The consensus of the children 13News Now spoke to walking out of class was that they missed their classmates and were bored during their three weeks at home. The McBride sisters say they were happy to be practicing math and reading books again.
They also said they had to go through the metal detectors, but they weren't as scary as they thought they would be.
Parent Samuel Sam said the last three weeks have been a whirlwind.
"It’s been a little different. I’ll say scary because you don’t know what’s happening or how to proceed from here."
Despite his reservations, he took his 1st-grade daughter back to class.
"I know the school is probably gonna overcompensate for everything that happened. Spoil them, take them out, give them the little stuff, but I just hope all in all she still has fun and comes home and is still happy," he said.
Suzanne Turner picked up her kindergartener Monday afternoon and said she thinks the day went well, despite her nerves dropping him off.
"He had a good day today. It was a normal day. He seems okay," said Turner.
After the shooting, the Newport News School Board announced 90 new metal detectors will be installed division-wide. Students also left Richneck with clear backpacks on Monday.
Turner said that made her feel better.
"I’m angry it wasn’t done sooner, but you know, it’s being done now. At least, that’s good.

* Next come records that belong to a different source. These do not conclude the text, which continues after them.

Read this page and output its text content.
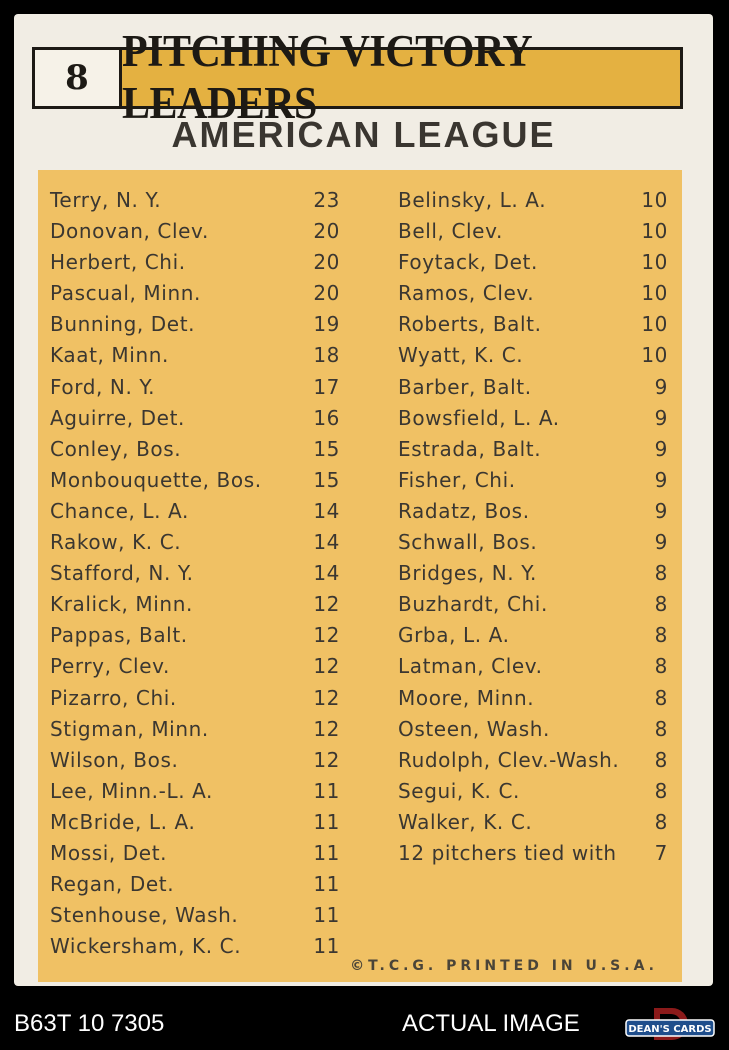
8
PITCHING VICTORY LEADERS
AMERICAN LEAGUE
Terry, N. Y.	23
Donovan, Clev.	20
Herbert, Chi.	20
Pascual, Minn.	20
Bunning, Det.	19
Kaat, Minn.	18
Ford, N. Y.	17
Aguirre, Det.	16
Conley, Bos.	15
Monbouquette, Bos.	15
Chance, L. A.	14
Rakow, K. C.	14
Stafford, N. Y.	14
Kralick, Minn.	12
Pappas, Balt.	12
Perry, Clev.	12
Pizarro, Chi.	12
Stigman, Minn.	12
Wilson, Bos.	12
Lee, Minn.-L. A.	11
McBride, L. A.	11
Mossi, Det.	11
Regan, Det.	11
Stenhouse, Wash.	11
Wickersham, K. C.	11
Belinsky, L. A.	10
Bell, Clev.	10
Foytack, Det.	10
Ramos, Clev.	10
Roberts, Balt.	10
Wyatt, K. C.	10
Barber, Balt.	9
Bowsfield, L. A.	9
Estrada, Balt.	9
Fisher, Chi.	9
Radatz, Bos.	9
Schwall, Bos.	9
Bridges, N. Y.	8
Buzhardt, Chi.	8
Grba, L. A.	8
Latman, Clev.	8
Moore, Minn.	8
Osteen, Wash.	8
Rudolph, Clev.-Wash. 8
Segui, K. C.	8
Walker, K. C.	8
12 pitchers tied with 7
©T.C.G. PRINTED IN U.S.A.
B63T 10 7305	ACTUAL IMAGE	DEAN'S CARDS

I don’t have any issue with the security, metal detectors, nothing. Whatever is gonna keep us safe."
Newport News Police Chief Steve Drew said they have wrapped up interviews with students and staff and are preparing to present that information to the Commonwealth’s Attorney.
He said moving forward, communication is key.
"If something’s going on at the schools that may spill back into the community or the neighborhood or something is going on that we need to know about at the school. I actually think I have a meeting coming up on Friday with the Superintendent just to open up those lines of communication," he said.
Many of the parents we spoke to said their children are so young that what happened in that classroom still hasn’t fully hit them yet.
So, it's important to note that licensed therapists and social workers are still at the school for students, staff, and parents. No appointment is needed.
There is also a new tip line for Newport News staff members.
Newport News Education Association President James Graves created it because of an “overwhelming” number of issues being underreported within the division.
He said he created it for NNPS employees so he can fully understand concerns before addressing administrators about any issues. It’s completely confidential.